A note on vibe coding, writing image code with the help of a large language model (LLM). It is now genuinely part of the toolkit: great for boilerplate, file I/O, visualization, and explaining a baffling error, and a quick way to draft a function or a test. But image code is numerically and perceptually subtle, and "looks plausible" is emphatically not "correct." A resampling kernel that is subtly wrong, a color conversion off by a gamma, an antialiasing filter that rings. These produce images that look fine until you check them. So keep the model on a short leash for filtering, resampling, color, and antialiasing, and always verify against a hand-checkable input, a constant, an impulse, a half-plane, before you trust it. Treat generated image code as guilty until tested (see Developing, Testing and Debugging).

And don't assume the failures will be confined to the hard parts. The recurring surprise, building this book, was the opposite: the coding agent would nail the genuinely difficult algorithm and then fumble the trivial step sitting right on top of it. The clearest case came while reproducing Photobios, the morphing slideshow that ages a person across a whole photo collection (Many images and photo collections). The model handled the hard parts on its own, registering the faces from facial landmarks and finding a dynamic-programming path through the collection so consecutive frames matched, and then repeatedly botched the easy part, a one-line cross-fade, frame = (1−t)·start + t·end, the linear blend you would write in your sleep.
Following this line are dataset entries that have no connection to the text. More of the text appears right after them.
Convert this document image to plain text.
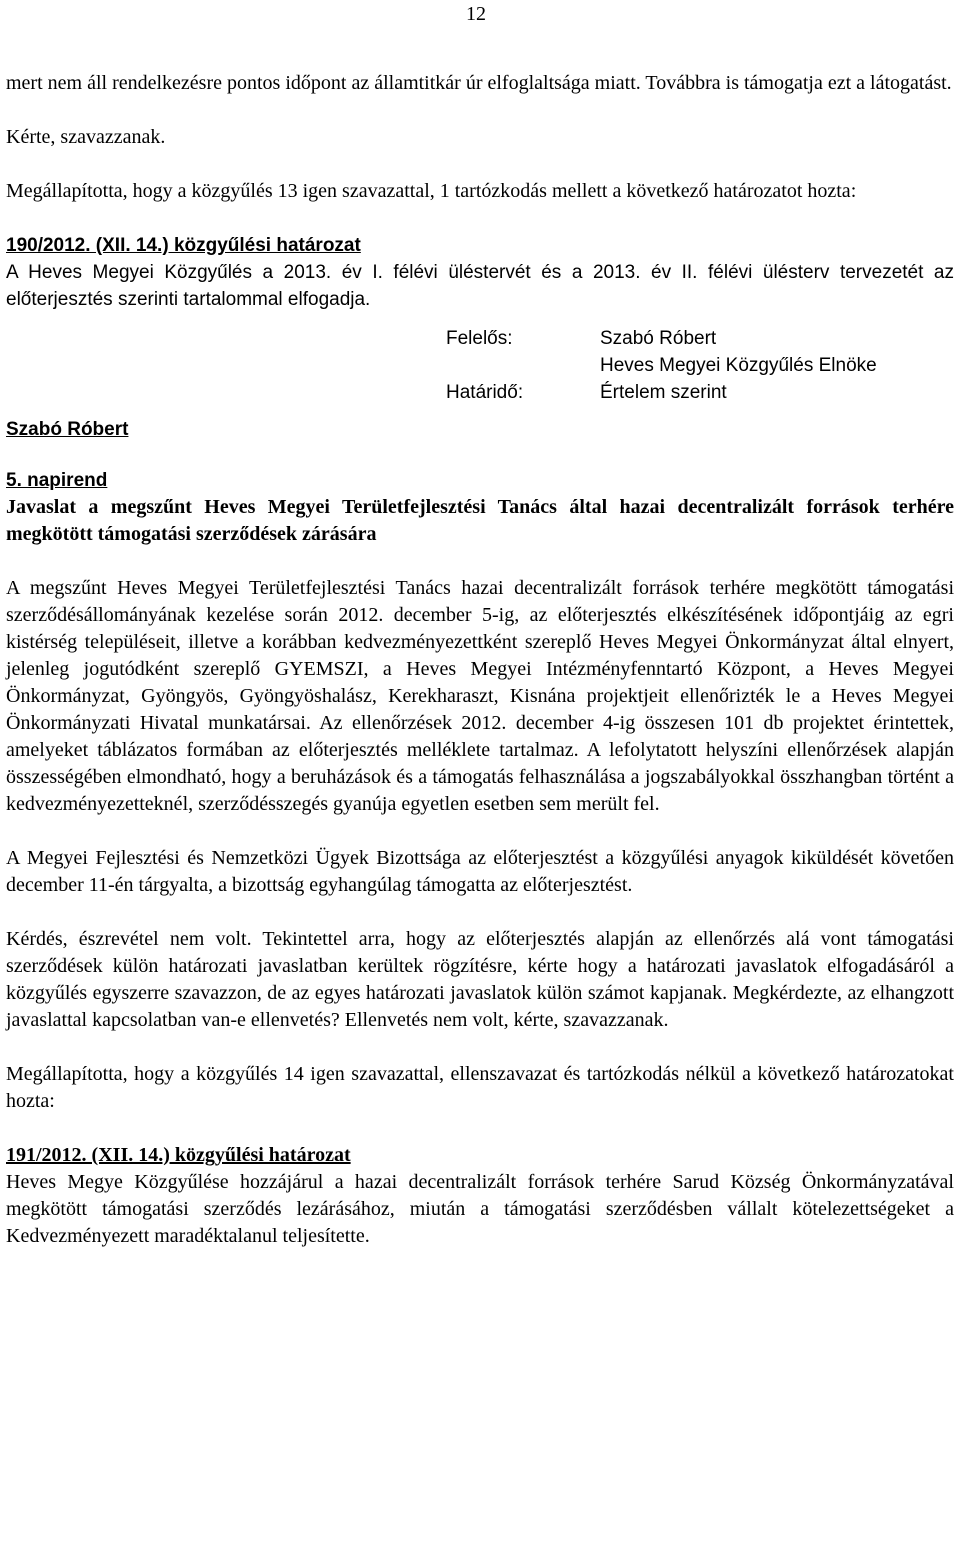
12

mert nem áll rendelkezésre pontos időpont az államtitkár úr elfoglaltsága miatt. Továbbra is támogatja ezt a látogatást.

Kérte, szavazzanak.

Megállapította, hogy a közgyűlés 13 igen szavazattal, 1 tartózkodás mellett a következő határozatot hozta:

190/2012. (XII. 14.) közgyűlési határozat

A Heves Megyei Közgyűlés a 2013. év I. félévi üléstervét és a 2013. év II. félévi ülésterv tervezetét az előterjesztés szerinti tartalommal elfogadja.

Felelős:	Szabó Róbert
Heves Megyei Közgyűlés Elnöke
Határidő:	Értelem szerint
Szabó Róbert

5. napirend

Javaslat a megszűnt Heves Megyei Területfejlesztési Tanács által hazai decentralizált források terhére megkötött támogatási szerződések zárására

A megszűnt Heves Megyei Területfejlesztési Tanács hazai decentralizált források terhére megkötött támogatási szerződésállományának kezelése során 2012. december 5-ig, az előterjesztés elkészítésének időpontjáig az egri kistérség településeit, illetve a korábban kedvezményezettként szereplő Heves Megyei Önkormányzat által elnyert, jelenleg jogutódként szereplő GYEMSZI, a Heves Megyei Intézményfenntartó Központ, a Heves Megyei Önkormányzat, Gyöngyös, Gyöngyöshalász, Kerekharaszt, Kisnána projektjeit ellenőrizték le a Heves Megyei Önkormányzati Hivatal munkatársai. Az ellenőrzések 2012. december 4-ig összesen 101 db projektet érintettek, amelyeket táblázatos formában az előterjesztés melléklete tartalmaz. A lefolytatott helyszíni ellenőrzések alapján összességében elmondható, hogy a beruházások és a támogatás felhasználása a jogszabályokkal összhangban történt a kedvezményezetteknél, szerződésszegés gyanúja egyetlen esetben sem merült fel.

A Megyei Fejlesztési és Nemzetközi Ügyek Bizottsága az előterjesztést a közgyűlési anyagok kiküldését követően december 11-én tárgyalta, a bizottság egyhangúlag támogatta az előterjesztést.

Kérdés, észrevétel nem volt. Tekintettel arra, hogy az előterjesztés alapján az ellenőrzés alá vont támogatási szerződések külön határozati javaslatban kerültek rögzítésre, kérte hogy a határozati javaslatok elfogadásáról a közgyűlés egyszerre szavazzon, de az egyes határozati javaslatok külön számot kapjanak. Megkérdezte, az elhangzott javaslattal kapcsolatban van-e ellenvetés? Ellenvetés nem volt, kérte, szavazzanak.

Megállapította, hogy a közgyűlés 14 igen szavazattal, ellenszavazat és tartózkodás nélkül a következő határozatokat hozta:

191/2012. (XII. 14.) közgyűlési határozat

Heves Megye Közgyűlése hozzájárul a hazai decentralizált források terhére Sarud Község Önkormányzatával megkötött támogatási szerződés lezárásához, miután a támogatási szerződésben vállalt kötelezettségeket a Kedvezményezett maradéktalanul teljesítette.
It took something like five re-prompts to get that single line right. Competence on the hard stuff is no guarantee on the easy stuff, so review even the trivial parts. The full version of this anecdote lives in Developing, Testing and Debugging.

One practical point supports this claim: every interactive figure and live demo in this book was itself vibe-coded, and many of them truly run the real algorithm in your browser. The shift-and-add light-field refocus, the HDR merge, the panorama stitcher, the bilateral grid, and the Poisson blend are not canned videos but the actual computation, executing on your device as you drag the sliders. That this was feasible at all, for one author, is the endorsement. But it was rarely first-try: in many cases the working demo took several rounds of debugging between the author and the coding agent, with the author spotting that a result looked subtly wrong (a halo, a color cast, a fade gone dark), the agent proposing a fix, and back and forth until it was actually correct. Which is the whole point of this section: the agent is a fast, fallible collaborator, and the human's job is to know what correct looks like and to keep checking until the pixels agree.